Without further ado, here are my predictions so far for the 2021 Oscars:

Best Picture – Trolls: World Tour

Best Actor – Justin Timberlake (Branch): Trolls: World Tour

Best Actress – Anna Kendrick (Queen Poppy): Trolls: World Tour

Best Director – Walt Dohrn: Trolls: World Tour

Best Supporting Actress – Rachel Bloom (Queen Barb): Trolls: World Tour

Best Supporting Actor – Kenan Thompson (Tiny Diamond): Trolls: World Tour

Best Animated Feature – Do I even have to say this one?

Best Visual Effects – Sonic the Hedgehog (2020)

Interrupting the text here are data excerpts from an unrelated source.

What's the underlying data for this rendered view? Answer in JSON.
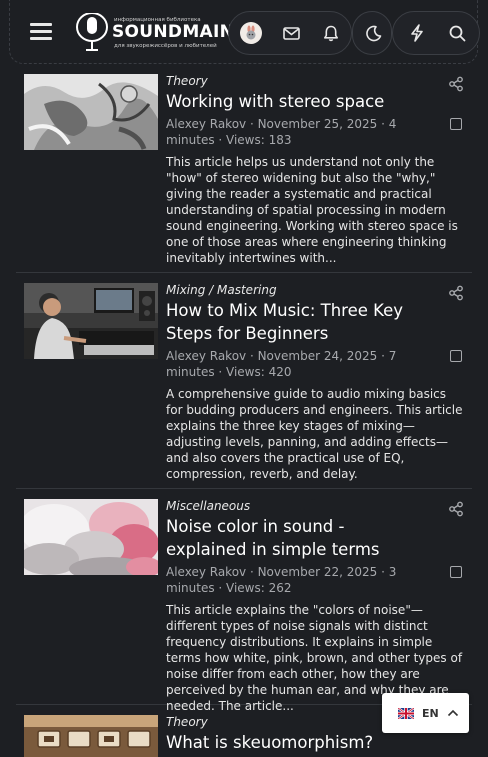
{
  "header": {
    "logo": {
      "top_text": "информационная библиотека",
      "main_text": "SOUNDMAIN",
      "bottom_text": "для звукорежиссёров и любителей"
    },
    "icons": [
      "menu-icon",
      "avatar",
      "mail-icon",
      "bell-icon",
      "moon-icon",
      "lightning-icon",
      "search-icon"
    ]
  },
  "articles": [
    {
      "category": "Theory",
      "title": "Working with stereo space",
      "meta": "Alexey Rakov · November 25, 2025 · 4 minutes · Views: 183",
      "description": "This article helps us understand not only the \"how\" of stereo widening but also the \"why,\" giving the reader a systematic and practical understanding of spatial processing in modern sound engineering. Working with stereo space is one of those areas where engineering thinking inevitably intertwines with..."
    },
    {
      "category": "Mixing / Mastering",
      "title": "How to Mix Music: Three Key Steps for Beginners",
      "meta": "Alexey Rakov · November 24, 2025 · 7 minutes · Views: 420",
      "description": "A comprehensive guide to audio mixing basics for budding producers and engineers. This article explains the three key stages of mixing—adjusting levels, panning, and adding effects—and also covers the practical use of EQ, compression, reverb, and delay."
    },
    {
      "category": "Miscellaneous",
      "title": "Noise color in sound - explained in simple terms",
      "meta": "Alexey Rakov · November 22, 2025 · 3 minutes · Views: 262",
      "description": "This article explains the \"colors of noise\"—different types of noise signals with distinct frequency distributions. It explains in simple terms how white, pink, brown, and other types of noise differ from each other, how they are perceived by the human ear, and why they are needed. The article..."
    },
    {
      "category": "Theory",
      "title": "What is skeuomorphism?",
      "meta": "",
      "description": ""
    }
  ],
  "language": {
    "code": "EN"
  },
  "colors": {
    "background": "#1d1f23",
    "divider": "#34373c",
    "text": "#e9e9ea",
    "meta": "#a7a9ad"
  }
}
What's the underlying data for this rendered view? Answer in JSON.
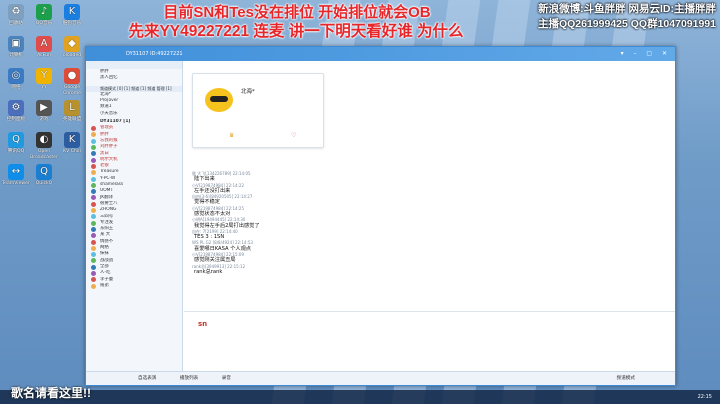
{
  "overlay": {
    "title_line1": "目前SN和Tes没在排位   开始排位就会OB",
    "title_line2": "先来YY49227221 连麦  讲一下明天看好谁 为什么",
    "weibo": "新浪微博:斗鱼胖胖   网易云ID:主播胖胖",
    "qq": "主播QQ261999425 QQ群1047091991",
    "bottom_text": "歌名请看这里!!"
  },
  "desktop_icons": [
    {
      "label": "回收站",
      "color": "#7f9fbf",
      "glyph": "♻"
    },
    {
      "label": "QQ音乐",
      "color": "#1b9f4a",
      "glyph": "♪"
    },
    {
      "label": "酷狗音乐",
      "color": "#1a7fe0",
      "glyph": "K"
    },
    {
      "label": "计算机",
      "color": "#4b83bd",
      "glyph": "▣"
    },
    {
      "label": "AcFun",
      "color": "#e04b4b",
      "glyph": "A"
    },
    {
      "label": "oloaded",
      "color": "#e0a21f",
      "glyph": "◆"
    },
    {
      "label": "网络",
      "color": "#3c7bc4",
      "glyph": "◎"
    },
    {
      "label": "YY",
      "color": "#f0b400",
      "glyph": "Y"
    },
    {
      "label": "Google Chrome",
      "color": "#dd4b39",
      "glyph": "●"
    },
    {
      "label": "控制面板",
      "color": "#4b6fbd",
      "glyph": "⚙"
    },
    {
      "label": "游戏",
      "color": "#555",
      "glyph": "▶"
    },
    {
      "label": "英雄联盟",
      "color": "#b8912f",
      "glyph": "L"
    },
    {
      "label": "腾讯QQ",
      "color": "#1f9ae0",
      "glyph": "Q"
    },
    {
      "label": "Open Broadcaster",
      "color": "#333",
      "glyph": "◐"
    },
    {
      "label": "KV Choi",
      "color": "#2c5da0",
      "glyph": "K"
    },
    {
      "label": "TeamViewer",
      "color": "#0e8ee9",
      "glyph": "↔"
    },
    {
      "label": "QuickQ",
      "color": "#1b7fd1",
      "glyph": "Q"
    }
  ],
  "window": {
    "title": "DY31107  ID:49227221",
    "left_top": [
      "胖胖",
      "黑人回忆"
    ],
    "channel_header": "频道模式  [0] [1] 频道 [1] 频道 管理 [1]",
    "sub_channels": [
      "北海*",
      "Pro|over",
      "频道1",
      "小天音乐"
    ],
    "member_header": "DY31107 [1]",
    "members": [
      "管理员",
      "胖胖",
      "忘我的猴",
      "刘胖胖子",
      "黑白",
      "明尔大机",
      "老狼",
      "Treasure",
      "Y-PC-W",
      "shamelass",
      "UOMT",
      "JK翻译",
      "很要士八",
      "ZHONG",
      "三四号",
      "专注发",
      "东阳王",
      "某 大",
      "情感不",
      "网络",
      "抹抹",
      "战战战",
      "全部",
      "人-吃",
      "李子童",
      "陆弟"
    ],
    "card_name": "北海*",
    "chat": [
      {
        "meta": "胖 大飞[134226789] 22:14:05",
        "msg": "陆下出来"
      },
      {
        "meta": "小V[219874984] 22:14:22",
        "msg": "左手还没打出来"
      },
      {
        "meta": "自由(3-6)[84920505] 22:14:27",
        "msg": "觉得不稳定"
      },
      {
        "meta": "小V[219874984] 22:14:25",
        "msg": "感觉状态不太对"
      },
      {
        "meta": "小明A[19494445] 22:14:30",
        "msg": "我觉得左手后2局打出感觉了"
      },
      {
        "meta": "自在: 7[2199] 22:14:40",
        "msg": "TES 3 : 1SN"
      },
      {
        "meta": "WS PL G2 [8/8/4924] 22:14:53",
        "msg": "喜爱哪日KASA 个人观点"
      },
      {
        "meta": "小V[219874984] 22:15:09",
        "msg": "感觉刚关注属丑局"
      },
      {
        "meta": "rank总[3949913] 22:15:12",
        "msg": "rank总rank"
      }
    ],
    "input_text": "sn",
    "bottom_bar": [
      "自选表演",
      "播放列表",
      "录音"
    ],
    "bottom_right": "频道模式"
  },
  "clock": "22:15"
}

Best Original Song – “Just Sing” (Justin Timberlake, Anna Kendrick, Kelly Clarkson, Mary J. Blige, Anderson .Paak, Kenan Thompson): Trolls: World Tour

Most Glitter in a Single Scene – Trolls: World Tour

This might seem like overkill, but I mean it when I say that Trolls: World Tour is one of the best movies to come out of 2020. It was fantastic. Even my mother, who couldn’t honestly care less about the Trolls franchise, somewhat enjoyed it. You know what, when I think about it, I think my mom might have disliked the Trolls franchise before this weekend. She really wasn’t too happy with me ordering a $40 pair of Trolls-themed Crocs, and then using her cable bill to rent Trolls: World Tour, or with listening to my Trolls Original Soundtrack vinyl at max volume for a week straight, and then with me ordering the limited edition color press Trolls: World Tour soundtrack vinyl during our Easter bingo Zoom with the family. What I’m really getting at is that Trolls: World Tour was a great film.

Trolls: World Tour is currently available to rent on demand through pretty much wherever you can rent movies online. Do yourself a favor and put aside an hour and thirty minutes to treat yourself.